探偵業の届出をしているのであれば、以下の内容を記した標識がオフィスやホームページに掲示されています。(※2

  • 届出書を提出した公安委員会
  • 届出書の受理番号
  • 届出書を提出した年月日
  • 商号、名称又は氏名
  • 営業所の名称
  • 営業所の所在地
  • 営業所の種別
  • 広告又は宣伝をする場合に使用する名称

依頼を検討している探偵が標識を掲示しているか確認しましょう。

行政処分が下されていないか

探偵が探偵業法に違反すると、営業停止・営業廃止などの行政処分を受け、都道府県警察のサイトで3年間公表されます。契約前に「探偵業法に基づく行政処分 + 都道府県名」で検索し、候補の業者名が一覧に載っていないか必ず確認しましょう。行政処分歴がない業者を選ぶことが、トラブル防止の第一歩です。

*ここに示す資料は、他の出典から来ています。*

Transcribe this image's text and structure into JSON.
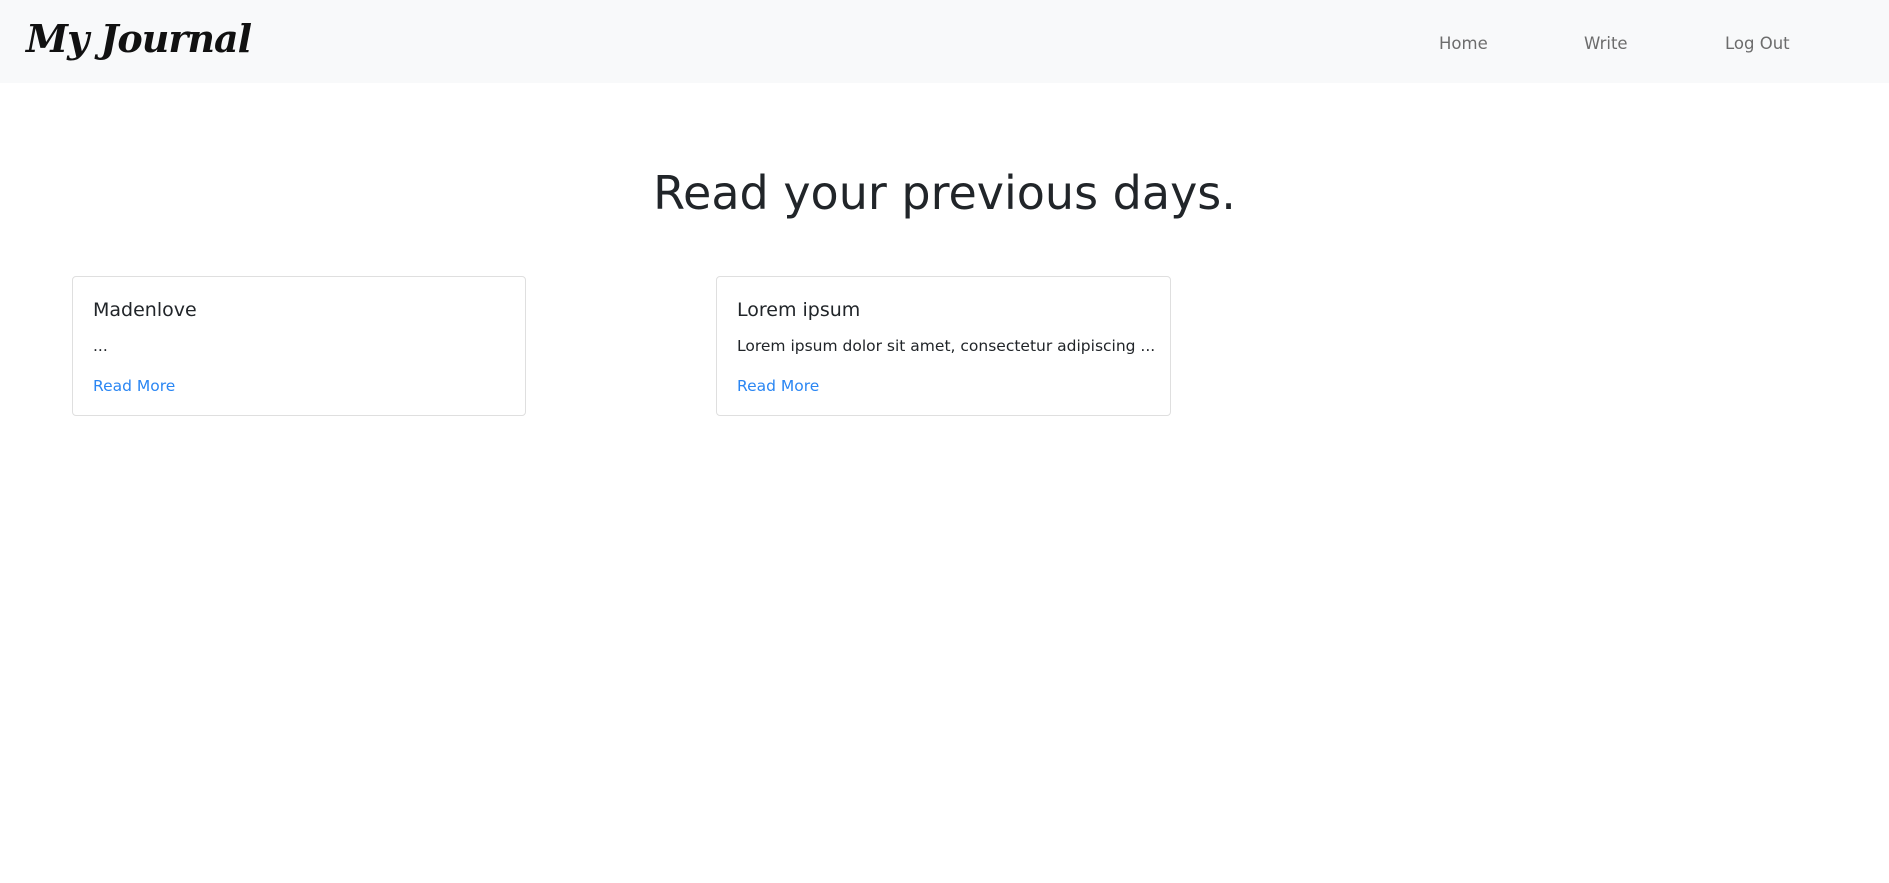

依頼前に都道府県警察のサイトで状況を確認しておきましょう。

誇大な広告を出していないか

「成功率100%」「必ず慰謝料が取れる」といった断定的な表現や、相場とかけ離れた極端な低料金を強調する広告には注意が必要です。経験豊富な探偵であっても証拠が集められない恐れは少なからずあります。

また、景品表示法は根拠のない優良誤認表示を禁じており、誇大広告は法令順守意識の低さを示すシグナルでもあります。料金体系・調査方法・成功条件を具体的に示し、根拠を開示できる業者を選びましょう。​

無料相談に対応しているか

探偵を選ぶ際は無料相談に対応しているかの確認もポイントです。無料相談を利用することで、契約前に費用や調査の流れ、探偵の対応力をノーリスクで確認可能です。

まず、相談時のヒアリングによって自分の状況を客観視でき、調査が本当に必要かどうか冷静に判断できます。さらに概算見積もりを得られるため、予算感や追加費用の有無を把握でき、後から高額請求されるリスクを避けられるでしょう。また、応対の丁寧さや説明の分かりやすさを体感できるので、複数社を比較すれば契約を急かす悪質な業者を排除しやすくなります。

適切な浮気調査をすれば相手に費用を請求できる

浮気調査にかかった費用は相手に請求可能です。しかし、すべてのケースで請求が認められるわけではありません。浮気を証明するために探偵調査が不可欠だった、探偵の調査で浮気が証明されたなどの因果関係が認められれば請求が可能です。

浮気調査にかかった費用を相手に請求するためには、調査を成功させる必要があります。失敗してしまうと相手に浮気調査がバレてしまい、証拠収集や離婚、慰謝料請求に影響が及んでしまうでしょう。また、夫婦関係の悪化につながりかねません。

調査を成功させるためには調査対象者に知られないようにする、余裕をもったスケジュールを組む、浮気調査に実績がある探偵に依頼するなどのポイントを押さえておきましょう。